When a service is written in such a way as to minimize the memory
footprint of each request/client then it can process more of them
assuming it's only memory-bound.  Why?  Because less memory per thing ==
less bandwidth use, and also less thrashing of caches and higher cache
hit ratios.

Minimizing request/client state means not spreading any of it on the
stack, thus not requiring a stack per-client.  This means not
thread-per-client (green or otherwise) or process-per-client.  It means
essentially some flavor of continuation passing style (CPS).  For a
query plan executor that's really: the query plan, all the in-flight I/O
requests, all cached data still needed to continue processing the plan.
If you have a Duff's device style / CPS style implementation, then
nothing on the stack needs to be preserved while waiting for I/Os, and
the state of the query plan is effectively minimized.

But for a database with storage I/O costs the memory footprint doesn't
matter quite so much because most likely it will be I/O bound rather
than CPU- or memory-bound.


I am not following you here,   Databases are going to be bound somewhere at some point, Disk,IO, Network IO, Memory, or CPU bound.  Which one is causing the bottle neck just depends on the workload and size of the database. 

The number of idle sessions does not really matter  it is just wasting resources across the entire application stack. 

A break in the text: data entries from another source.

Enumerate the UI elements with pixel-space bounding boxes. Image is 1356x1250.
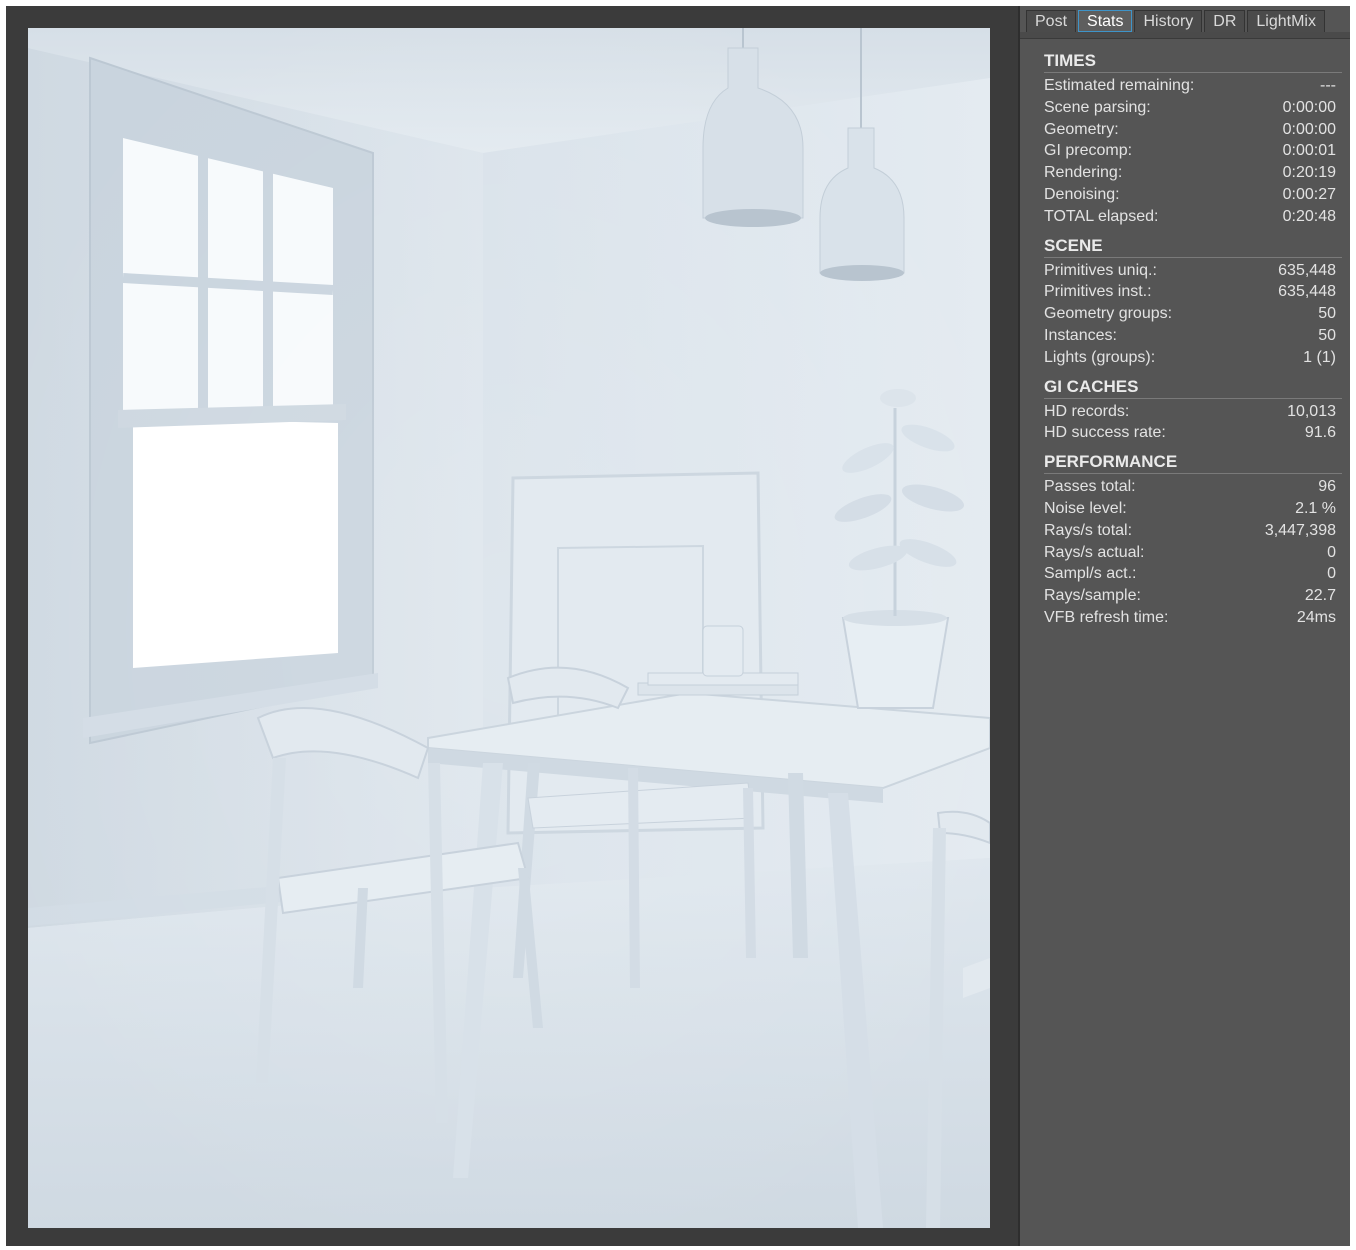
stat-row: VFB refresh time: 24ms [1044, 607, 1342, 629]
stat-label: VFB refresh time: [1044, 608, 1169, 626]
stats-panel: Post Stats History DR LightMix TIMES Est… [1018, 6, 1350, 1246]
stat-row: Scene parsing: 0:00:00 [1044, 97, 1342, 119]
stat-label: Rays/s actual: [1044, 543, 1145, 561]
stat-row: HD records: 10,013 [1044, 401, 1342, 423]
stat-row: Geometry: 0:00:00 [1044, 119, 1342, 141]
stat-label: HD records: [1044, 402, 1130, 420]
stat-value: 3,447,398 [1264, 521, 1336, 539]
stat-value: 22.7 [1304, 587, 1336, 605]
stat-row: Lights (groups): 1 (1) [1044, 347, 1342, 369]
stat-label: Geometry: [1044, 120, 1119, 138]
stat-value: 24ms [1296, 608, 1336, 626]
scene-rows: Primitives uniq.: 635,448 Primitives inst.… [1044, 260, 1342, 369]
stat-value: --- [1320, 77, 1336, 94]
stat-value: 0:20:19 [1282, 164, 1336, 182]
stat-label: Denoising: [1044, 185, 1120, 203]
stat-row: Passes total: 96 [1044, 476, 1342, 498]
stat-row: TOTAL elapsed: 0:20:48 [1044, 206, 1342, 228]
rendered-image[interactable] [28, 28, 990, 1228]
tab-history[interactable]: History [1134, 10, 1203, 32]
stat-row: Rays/s actual: 0 [1044, 542, 1342, 564]
tab-dr[interactable]: DR [1204, 10, 1246, 32]
stat-row: HD success rate: 91.6 [1044, 422, 1342, 444]
tab-post[interactable]: Post [1026, 10, 1077, 32]
stat-row: Primitives uniq.: 635,448 [1044, 260, 1342, 282]
stat-label: Rays/s total: [1044, 521, 1133, 539]
stat-value: 0:00:01 [1282, 142, 1336, 160]
tab-lightmix[interactable]: LightMix [1247, 10, 1325, 32]
stat-label: TOTAL elapsed: [1044, 207, 1159, 225]
stat-label: HD success rate: [1044, 424, 1166, 442]
stat-label: GI precomp: [1044, 142, 1133, 160]
panel-tabs: Post Stats History DR LightMix [1026, 10, 1327, 32]
section-title-gi-caches: GI CACHES [1044, 376, 1342, 399]
section-title-scene: SCENE [1044, 235, 1342, 258]
stat-label: Primitives inst.: [1044, 283, 1152, 301]
stat-value: 50 [1318, 326, 1336, 344]
stat-row: Rendering: 0:20:19 [1044, 162, 1342, 184]
stat-label: Scene parsing: [1044, 98, 1151, 116]
stat-value: 1 (1) [1303, 348, 1336, 366]
stat-label: Estimated remaining: [1044, 77, 1195, 94]
performance-rows: Passes total: 96 Noise level: 2.1 % Rays/s t… [1044, 476, 1342, 629]
stat-value: 96 [1318, 478, 1336, 496]
stat-label: Passes total: [1044, 478, 1136, 496]
stat-value: 0:20:48 [1282, 207, 1336, 225]
gi-caches-rows: HD records: 10,013 HD success rate: 91.6 [1044, 401, 1342, 445]
stat-value: 635,448 [1278, 261, 1336, 279]
stat-value: 0:00:00 [1282, 120, 1336, 138]
stat-value: 91.6 [1304, 424, 1336, 442]
stat-row: Geometry groups: 50 [1044, 303, 1342, 325]
stat-row: Denoising: 0:00:27 [1044, 184, 1342, 206]
frame-buffer-window: Post Stats History DR LightMix TIMES Est… [6, 6, 1350, 1246]
stat-row: Sampl/s act.: 0 [1044, 563, 1342, 585]
stat-label: Lights (groups): [1044, 348, 1156, 366]
stat-value: 50 [1318, 305, 1336, 323]
stat-row: Instances: 50 [1044, 325, 1342, 347]
stat-row: Primitives inst.: 635,448 [1044, 281, 1342, 303]
stat-label: Rays/sample: [1044, 587, 1141, 605]
times-rows: Estimated remaining: --- Scene parsing: 0:0… [1044, 75, 1342, 228]
stats-list: TIMES Estimated remaining: --- Scene parsi… [1044, 50, 1342, 629]
tab-strip [1020, 32, 1350, 39]
room-render-illustration [28, 28, 990, 1228]
section-title-performance: PERFORMANCE [1044, 451, 1342, 475]
stat-row: Noise level: 2.1 % [1044, 498, 1342, 520]
stat-value: 0:00:00 [1282, 98, 1336, 116]
stat-label: Rendering: [1044, 164, 1123, 182]
tab-stats[interactable]: Stats [1078, 10, 1133, 32]
stat-value: 0 [1327, 543, 1336, 561]
stat-label: Noise level: [1044, 499, 1127, 517]
stat-row: Estimated remaining: --- [1044, 75, 1342, 97]
stat-row: Rays/sample: 22.7 [1044, 585, 1342, 607]
stat-value: 0 [1327, 565, 1336, 583]
stat-value: 10,013 [1287, 402, 1336, 420]
stat-label: Instances: [1044, 326, 1117, 344]
render-viewport [6, 6, 1018, 1246]
stat-row: GI precomp: 0:00:01 [1044, 140, 1342, 162]
stat-label: Primitives uniq.: [1044, 261, 1157, 279]
section-title-times: TIMES [1044, 50, 1342, 73]
stat-value: 2.1 % [1295, 499, 1336, 517]
stat-row: Rays/s total: 3,447,398 [1044, 520, 1342, 542]
stat-label: Sampl/s act.: [1044, 565, 1137, 583]
stat-value: 635,448 [1278, 283, 1336, 301]
stat-value: 0:00:27 [1282, 185, 1336, 203]
stat-label: Geometry groups: [1044, 305, 1173, 323]
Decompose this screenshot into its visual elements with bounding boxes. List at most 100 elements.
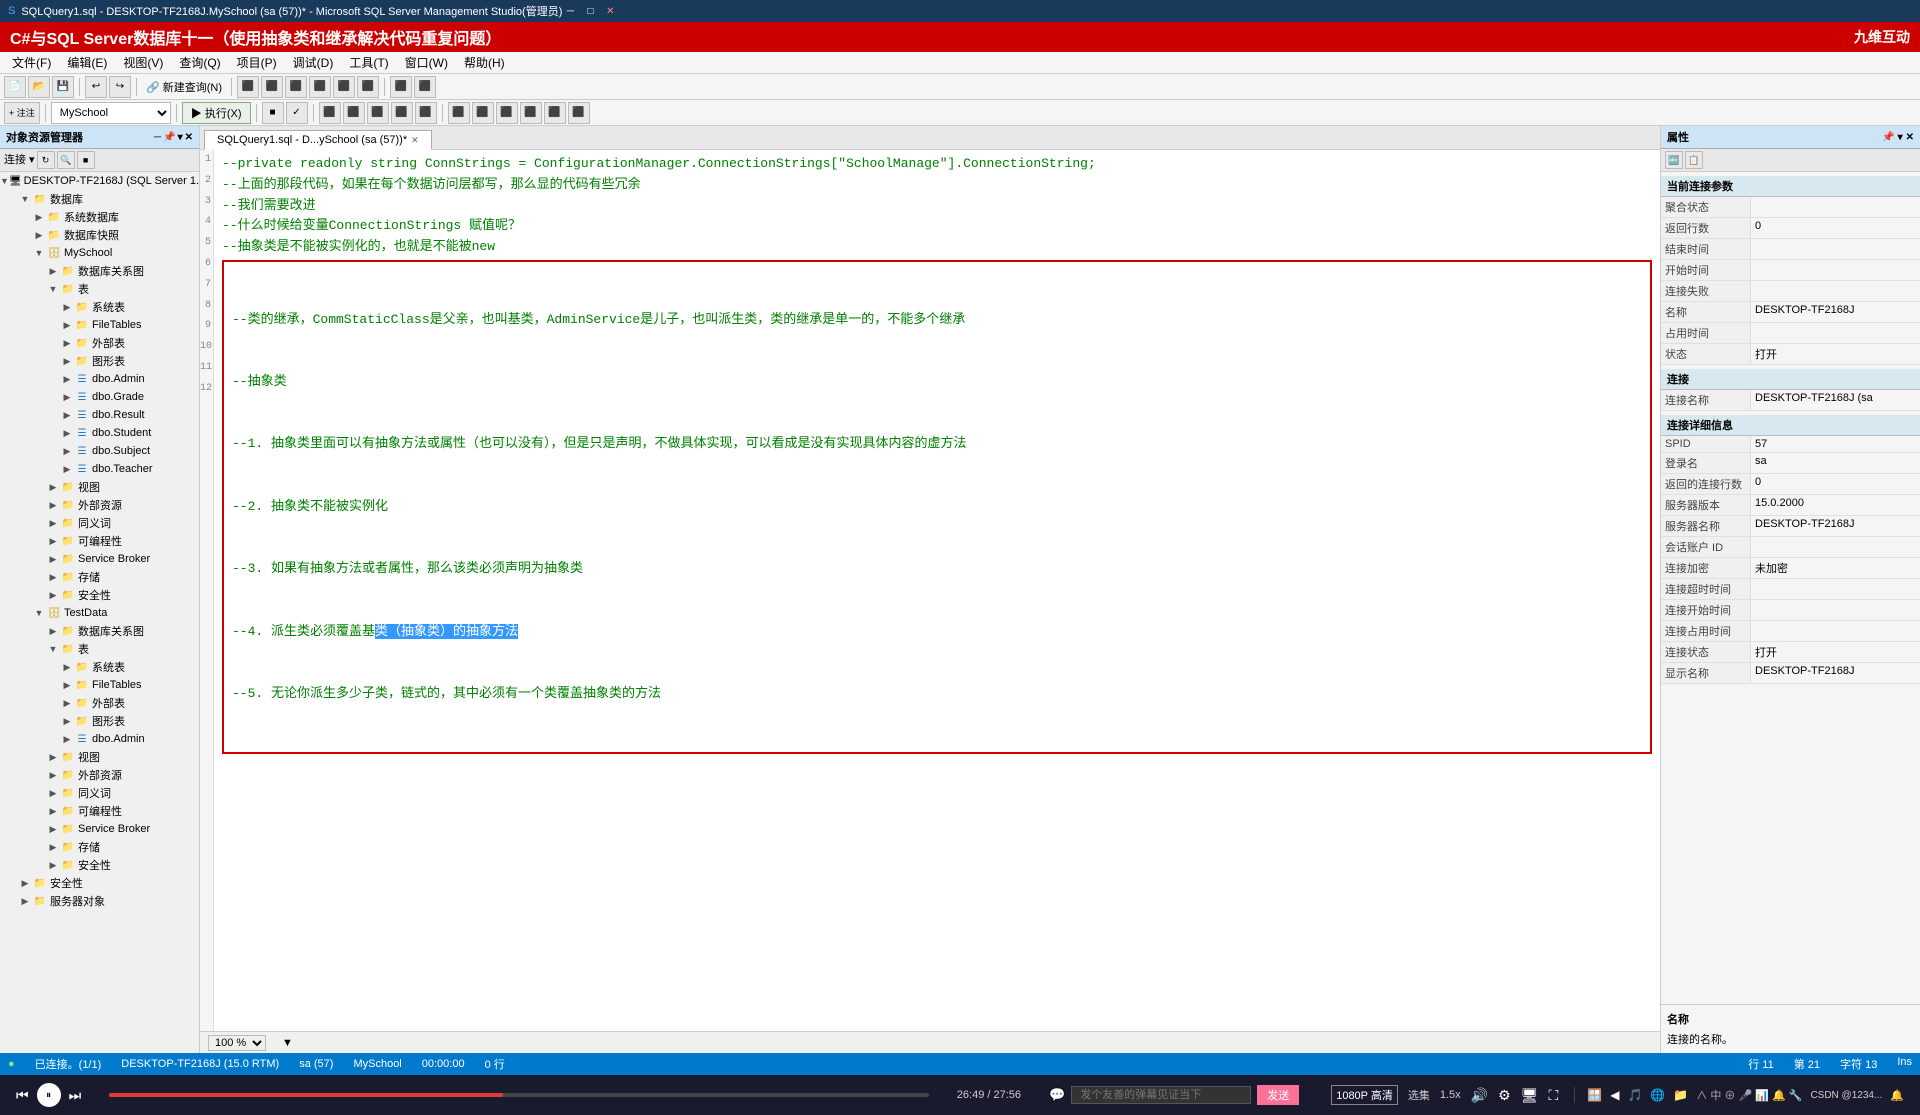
- video-timeline[interactable]: [109, 1093, 929, 1097]
- tb-btn7[interactable]: ⬛: [390, 76, 412, 98]
- tree-security-myschool[interactable]: ▶ 📁 安全性: [0, 586, 199, 604]
- tree-dbo-admin[interactable]: ▶ ☰ dbo.Admin: [0, 370, 199, 388]
- tree-toggle-td-dbdiagram[interactable]: ▶: [46, 626, 60, 637]
- tb-btn6[interactable]: ⬛: [357, 76, 379, 98]
- prop-close[interactable]: ✕: [1906, 132, 1914, 143]
- maximize-btn[interactable]: □: [582, 3, 598, 19]
- tree-toggle-subject[interactable]: ▶: [60, 446, 74, 457]
- fullscreen-icon[interactable]: ⛶: [1548, 1087, 1558, 1104]
- oe-menu[interactable]: ▾: [178, 132, 183, 143]
- oe-close-x[interactable]: ✕: [185, 132, 193, 143]
- menu-edit[interactable]: 编辑(E): [59, 52, 115, 73]
- stop-btn[interactable]: ■: [262, 102, 284, 124]
- tree-graph-tables[interactable]: ▶ 📁 图形表: [0, 352, 199, 370]
- tree-toggle-sec-ms[interactable]: ▶: [46, 590, 60, 601]
- oe-stop-btn[interactable]: ■: [77, 151, 95, 169]
- redo-btn[interactable]: ↪: [109, 76, 131, 98]
- tree-td-admin[interactable]: ▶ ☰ dbo.Admin: [0, 730, 199, 748]
- tree-td-extres[interactable]: ▶ 📁 外部资源: [0, 766, 199, 784]
- pause-btn[interactable]: ⏸: [37, 1083, 61, 1107]
- tree-toggle-td-sb[interactable]: ▶: [46, 824, 60, 835]
- tb2-btn9[interactable]: ⬛: [520, 102, 542, 124]
- tree-toggle-synonyms[interactable]: ▶: [46, 518, 60, 529]
- tb2-btn2[interactable]: ⬛: [343, 102, 365, 124]
- tree-toggle-td-sec[interactable]: ▶: [46, 860, 60, 871]
- volume-icon[interactable]: 🔊: [1471, 1087, 1488, 1104]
- close-btn[interactable]: ✕: [602, 3, 618, 19]
- prop-sort-btn[interactable]: 🔤: [1665, 151, 1683, 169]
- tree-prog[interactable]: ▶ 📁 可编程性: [0, 532, 199, 550]
- tree-testdata[interactable]: ▼ 🗄 TestData: [0, 604, 199, 622]
- tree-dbo-grade[interactable]: ▶ ☰ dbo.Grade: [0, 388, 199, 406]
- menu-view[interactable]: 视图(V): [115, 52, 171, 73]
- tree-toggle-views[interactable]: ▶: [46, 482, 60, 493]
- tree-td-synonyms[interactable]: ▶ 📁 同义词: [0, 784, 199, 802]
- tree-service-broker-myschool[interactable]: ▶ 📁 Service Broker: [0, 550, 199, 568]
- tree-top-security[interactable]: ▶ 📁 安全性: [0, 874, 199, 892]
- tree-system-dbs[interactable]: ▶ 📁 系统数据库: [0, 208, 199, 226]
- parse-btn[interactable]: ✓: [286, 102, 308, 124]
- tree-td-security[interactable]: ▶ 📁 安全性: [0, 856, 199, 874]
- menu-tools[interactable]: 工具(T): [341, 52, 396, 73]
- connect-btn[interactable]: + 注注: [4, 102, 40, 124]
- tb2-btn11[interactable]: ⬛: [568, 102, 590, 124]
- danmu-send-btn[interactable]: 发送: [1257, 1085, 1299, 1105]
- next-btn[interactable]: ⏭: [69, 1087, 82, 1104]
- tb-btn2[interactable]: ⬛: [261, 76, 283, 98]
- tree-toggle-ext[interactable]: ▶: [60, 338, 74, 349]
- tree-dbo-subject[interactable]: ▶ ☰ dbo.Subject: [0, 442, 199, 460]
- execute-btn[interactable]: ▶ 执行(X): [182, 102, 251, 124]
- tree-toggle-testdata[interactable]: ▼: [32, 608, 46, 618]
- tree-toggle-dbdiagram[interactable]: ▶: [46, 266, 60, 277]
- tree-myschool[interactable]: ▼ 🗄 MySchool: [0, 244, 199, 262]
- tree-synonyms[interactable]: ▶ 📁 同义词: [0, 514, 199, 532]
- tree-tables[interactable]: ▼ 📁 表: [0, 280, 199, 298]
- tb2-btn6[interactable]: ⬛: [448, 102, 470, 124]
- editor-area[interactable]: --private readonly string ConnStrings = …: [214, 150, 1660, 1031]
- notification-icon[interactable]: 🔔: [1890, 1089, 1904, 1102]
- undo-btn[interactable]: ↩: [85, 76, 107, 98]
- menu-file[interactable]: 文件(F): [4, 52, 59, 73]
- tree-external-tables[interactable]: ▶ 📁 外部表: [0, 334, 199, 352]
- tb2-btn1[interactable]: ⬛: [319, 102, 341, 124]
- danmu-input[interactable]: [1071, 1086, 1251, 1104]
- oe-content[interactable]: ▼ 🖥 DESKTOP-TF2168J (SQL Server 1... ▼ 📁…: [0, 172, 199, 1053]
- tree-snapshots[interactable]: ▶ 📁 数据库快照: [0, 226, 199, 244]
- oe-filter-btn[interactable]: 🔍: [57, 151, 75, 169]
- taskbar-ie[interactable]: 🌐: [1650, 1088, 1665, 1102]
- tb-btn8[interactable]: ⬛: [414, 76, 436, 98]
- menu-help[interactable]: 帮助(H): [456, 52, 513, 73]
- tree-td-dbdiagram[interactable]: ▶ 📁 数据库关系图: [0, 622, 199, 640]
- tree-toggle-myschool[interactable]: ▼: [32, 248, 46, 258]
- taskbar-folder[interactable]: 📁: [1673, 1088, 1688, 1102]
- prop-menu[interactable]: ▾: [1898, 132, 1903, 143]
- tree-toggle-tables[interactable]: ▼: [46, 284, 60, 294]
- settings-icon[interactable]: ⚙: [1498, 1087, 1511, 1104]
- tree-toggle-result[interactable]: ▶: [60, 410, 74, 421]
- tree-toggle-td-systables[interactable]: ▶: [60, 662, 74, 673]
- tree-dbo-result[interactable]: ▶ ☰ dbo.Result: [0, 406, 199, 424]
- tb-btn4[interactable]: ⬛: [309, 76, 331, 98]
- prop-category-btn[interactable]: 📋: [1685, 151, 1703, 169]
- tree-toggle-td-ft[interactable]: ▶: [60, 680, 74, 691]
- zoom-select[interactable]: 100 % 75 % 125 %: [208, 1035, 266, 1051]
- tree-toggle-grade[interactable]: ▶: [60, 392, 74, 403]
- tree-td-filetables[interactable]: ▶ 📁 FileTables: [0, 676, 199, 694]
- speed-btn[interactable]: 1.5x: [1440, 1089, 1461, 1101]
- open-btn[interactable]: 📂: [28, 76, 50, 98]
- tree-toggle-td-prog[interactable]: ▶: [46, 806, 60, 817]
- tb2-btn3[interactable]: ⬛: [367, 102, 389, 124]
- tb2-btn10[interactable]: ⬛: [544, 102, 566, 124]
- oe-refresh-btn[interactable]: ↻: [37, 151, 55, 169]
- tree-toggle-systemdbs[interactable]: ▶: [32, 212, 46, 223]
- tree-toggle-stor-ms[interactable]: ▶: [46, 572, 60, 583]
- tb-btn1[interactable]: ⬛: [237, 76, 259, 98]
- menu-debug[interactable]: 调试(D): [285, 52, 342, 73]
- tab-close-query1[interactable]: ✕: [411, 135, 419, 146]
- taskbar-back[interactable]: ◀: [1610, 1088, 1619, 1102]
- tb-btn5[interactable]: ⬛: [333, 76, 355, 98]
- tree-td-views[interactable]: ▶ 📁 视图: [0, 748, 199, 766]
- tree-toggle-graph[interactable]: ▶: [60, 356, 74, 367]
- tree-toggle-sb-myschool[interactable]: ▶: [46, 554, 60, 565]
- tree-toggle-td-ext[interactable]: ▶: [60, 698, 74, 709]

> "PostgreSQL has a relatively simple, but fast query planning algorithm"
> Compared to what....  What feature is PG missing these days...  the only
> thing I know it can't do is change the  plan  in the middle of the
> execution stage.  Which is not a query planner thing but the execution
> layer saying to itself  I am taking too long maybe go back to the planning
> stage...  Query Hints that have been discussed endlessly.  Adding hints
> adds its own problems and has become a big mess for databases that support
> it.

I would really like out-of-band hints.  These would be hints not
specified in the SQL itself but to be sent separately and which address
table sources or joins by name, like this:

psql> SELECT .. FROM x x1 JOIN y y1 ON .. JOIN y y2 ON .. WHERE ..;
...> \hint y1 indexed by ..
...> \hint y2 indexed by ..
...> ;


I humbly disagree, the point of SQL being a 4th  generation language is,  I tell it what I want, not how to go get what I want.